2012-08-30 Thread Craig Weinberg
I think that thinking can be best understood as hypothetical feeling. If 
you start from sensation and allow that through time, memory would elide 
separate instances of sense together, giving us meta-sensation or emotion. 
This can be thought of as an emergent property, as a melody is an emergent 
property of a sequence of notes, but this is not enough to explain what it 
really is. It makes just as much sense to see the individual notes as mere 
stepping stones to recover the richer sense of melodies. It works both 
ways, gestalts pulling algebraically from the top down and fragments 
pushing geometrically from the bottom up.

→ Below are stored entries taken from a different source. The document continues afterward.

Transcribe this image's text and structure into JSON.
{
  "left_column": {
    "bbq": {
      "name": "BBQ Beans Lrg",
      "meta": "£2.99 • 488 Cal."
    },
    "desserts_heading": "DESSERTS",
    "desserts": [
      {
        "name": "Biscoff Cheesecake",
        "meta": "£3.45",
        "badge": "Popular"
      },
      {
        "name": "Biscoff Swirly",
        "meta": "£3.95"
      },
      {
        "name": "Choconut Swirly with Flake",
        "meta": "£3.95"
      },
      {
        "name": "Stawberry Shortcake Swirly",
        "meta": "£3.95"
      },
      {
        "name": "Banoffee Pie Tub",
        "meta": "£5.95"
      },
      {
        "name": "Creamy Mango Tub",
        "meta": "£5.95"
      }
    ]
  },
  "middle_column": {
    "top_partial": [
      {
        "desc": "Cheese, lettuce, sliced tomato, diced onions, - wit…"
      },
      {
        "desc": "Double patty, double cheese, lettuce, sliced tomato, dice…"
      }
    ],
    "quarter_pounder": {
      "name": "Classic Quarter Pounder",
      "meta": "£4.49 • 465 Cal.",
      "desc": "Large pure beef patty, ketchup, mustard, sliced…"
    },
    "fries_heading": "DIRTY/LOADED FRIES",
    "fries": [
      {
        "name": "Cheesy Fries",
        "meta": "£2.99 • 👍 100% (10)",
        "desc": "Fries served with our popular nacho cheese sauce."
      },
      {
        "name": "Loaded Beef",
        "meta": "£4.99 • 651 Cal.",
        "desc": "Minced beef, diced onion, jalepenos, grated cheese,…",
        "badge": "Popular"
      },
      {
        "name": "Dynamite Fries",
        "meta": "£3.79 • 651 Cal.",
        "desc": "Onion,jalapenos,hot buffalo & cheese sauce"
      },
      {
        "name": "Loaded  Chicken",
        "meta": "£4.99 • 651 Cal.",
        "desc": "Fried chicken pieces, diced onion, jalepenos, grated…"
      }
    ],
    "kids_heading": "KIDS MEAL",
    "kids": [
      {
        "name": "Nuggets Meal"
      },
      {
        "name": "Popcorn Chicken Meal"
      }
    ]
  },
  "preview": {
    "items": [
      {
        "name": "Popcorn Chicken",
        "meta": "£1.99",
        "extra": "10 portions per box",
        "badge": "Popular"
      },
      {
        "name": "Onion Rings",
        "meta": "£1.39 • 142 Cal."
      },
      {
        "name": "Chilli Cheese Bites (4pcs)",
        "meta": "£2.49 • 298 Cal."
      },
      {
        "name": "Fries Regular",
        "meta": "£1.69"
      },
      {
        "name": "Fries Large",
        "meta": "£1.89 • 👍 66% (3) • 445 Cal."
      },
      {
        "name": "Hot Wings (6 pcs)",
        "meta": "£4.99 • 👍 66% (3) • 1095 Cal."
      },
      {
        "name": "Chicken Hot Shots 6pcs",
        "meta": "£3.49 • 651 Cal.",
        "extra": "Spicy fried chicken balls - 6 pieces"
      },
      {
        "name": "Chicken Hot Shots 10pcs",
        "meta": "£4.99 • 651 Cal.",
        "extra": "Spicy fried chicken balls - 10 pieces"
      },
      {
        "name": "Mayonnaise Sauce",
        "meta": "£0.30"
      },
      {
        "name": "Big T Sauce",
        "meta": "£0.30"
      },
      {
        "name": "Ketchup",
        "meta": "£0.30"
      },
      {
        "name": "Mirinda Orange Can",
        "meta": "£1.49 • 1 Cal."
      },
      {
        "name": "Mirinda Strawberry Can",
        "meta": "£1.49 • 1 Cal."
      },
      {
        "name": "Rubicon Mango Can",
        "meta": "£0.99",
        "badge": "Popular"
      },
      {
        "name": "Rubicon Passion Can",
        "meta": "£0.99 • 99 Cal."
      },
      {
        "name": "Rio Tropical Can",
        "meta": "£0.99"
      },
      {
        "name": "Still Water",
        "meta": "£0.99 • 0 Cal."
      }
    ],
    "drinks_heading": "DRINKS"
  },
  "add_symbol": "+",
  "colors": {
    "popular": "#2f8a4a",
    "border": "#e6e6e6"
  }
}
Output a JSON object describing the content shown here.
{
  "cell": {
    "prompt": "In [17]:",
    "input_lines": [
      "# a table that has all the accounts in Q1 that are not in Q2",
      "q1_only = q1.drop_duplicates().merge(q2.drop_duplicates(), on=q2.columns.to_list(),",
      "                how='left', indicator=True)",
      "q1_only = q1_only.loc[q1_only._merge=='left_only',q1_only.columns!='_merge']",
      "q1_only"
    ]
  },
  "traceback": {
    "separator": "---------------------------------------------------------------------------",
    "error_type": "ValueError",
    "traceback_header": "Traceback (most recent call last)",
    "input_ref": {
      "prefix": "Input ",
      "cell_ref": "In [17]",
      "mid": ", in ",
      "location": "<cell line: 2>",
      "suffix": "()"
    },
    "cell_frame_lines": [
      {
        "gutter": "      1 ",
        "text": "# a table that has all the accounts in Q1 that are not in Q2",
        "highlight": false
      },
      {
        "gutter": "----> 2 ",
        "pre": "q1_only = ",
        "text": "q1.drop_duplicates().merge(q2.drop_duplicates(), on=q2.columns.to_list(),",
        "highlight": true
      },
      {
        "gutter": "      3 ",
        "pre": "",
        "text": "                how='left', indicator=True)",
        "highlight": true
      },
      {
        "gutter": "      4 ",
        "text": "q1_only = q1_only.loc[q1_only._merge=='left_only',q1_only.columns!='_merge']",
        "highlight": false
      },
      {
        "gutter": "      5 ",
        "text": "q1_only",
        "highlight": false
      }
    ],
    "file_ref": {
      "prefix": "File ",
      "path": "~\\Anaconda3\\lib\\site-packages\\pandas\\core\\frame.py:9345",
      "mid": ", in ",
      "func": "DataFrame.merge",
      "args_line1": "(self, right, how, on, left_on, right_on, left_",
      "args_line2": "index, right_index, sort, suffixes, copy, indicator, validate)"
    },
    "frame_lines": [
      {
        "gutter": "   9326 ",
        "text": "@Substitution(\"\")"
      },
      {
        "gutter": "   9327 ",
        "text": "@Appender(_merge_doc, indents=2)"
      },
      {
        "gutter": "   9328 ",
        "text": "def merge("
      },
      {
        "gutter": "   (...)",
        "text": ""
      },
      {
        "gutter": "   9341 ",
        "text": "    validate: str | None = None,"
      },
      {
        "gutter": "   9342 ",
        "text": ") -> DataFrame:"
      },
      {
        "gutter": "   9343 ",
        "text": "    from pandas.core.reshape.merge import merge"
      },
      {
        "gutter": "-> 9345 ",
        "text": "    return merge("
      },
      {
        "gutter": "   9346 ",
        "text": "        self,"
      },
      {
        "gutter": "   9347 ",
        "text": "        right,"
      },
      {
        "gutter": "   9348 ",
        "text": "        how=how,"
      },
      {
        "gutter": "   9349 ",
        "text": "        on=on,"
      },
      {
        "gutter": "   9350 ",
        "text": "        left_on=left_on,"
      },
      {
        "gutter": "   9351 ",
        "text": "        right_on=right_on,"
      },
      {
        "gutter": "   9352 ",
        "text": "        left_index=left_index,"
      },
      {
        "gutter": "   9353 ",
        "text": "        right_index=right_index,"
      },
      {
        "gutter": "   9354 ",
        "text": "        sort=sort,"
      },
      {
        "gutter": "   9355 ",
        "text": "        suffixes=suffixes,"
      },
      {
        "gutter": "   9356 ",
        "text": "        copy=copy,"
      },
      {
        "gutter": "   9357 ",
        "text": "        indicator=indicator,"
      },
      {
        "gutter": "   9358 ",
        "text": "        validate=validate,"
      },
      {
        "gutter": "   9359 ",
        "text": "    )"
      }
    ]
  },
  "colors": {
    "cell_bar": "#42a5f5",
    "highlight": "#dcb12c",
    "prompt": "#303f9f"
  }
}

From emotional gestalts, we get mental gestalts, which are essentially 
placeholders for emotions. Evacuated logical frameworks which we use like 
formulas to attach our awareness as lenses and prisms manipulate light. 
Thoughts have no extension in space, they literally aren't structures in 
space, they are metaphorical tropes through time.

Think of how the advent of language extends experience beyond the present. 
In a paleolithic tribe, even if I can gesture and grunt, it can only be 
assumed that I am communicating about something imminent and local. With 
language and writing we can hear voices from centuries ago and far away. We 
can replace the concrete fluidity of our shared realism with bubbles of 
hypothetical possibility. We can feel emotions that we are not 
realistically justified in feeling. We can plan and conspire to create 
things to be rather than just what already is. Mind is emotion squared. 
Emotion is sensation squared. Sensation is detection squared. 
Semiconductors detect, living cells feel, nervous systems think. This is 
simplified of course, the reality is a much subtler continuum.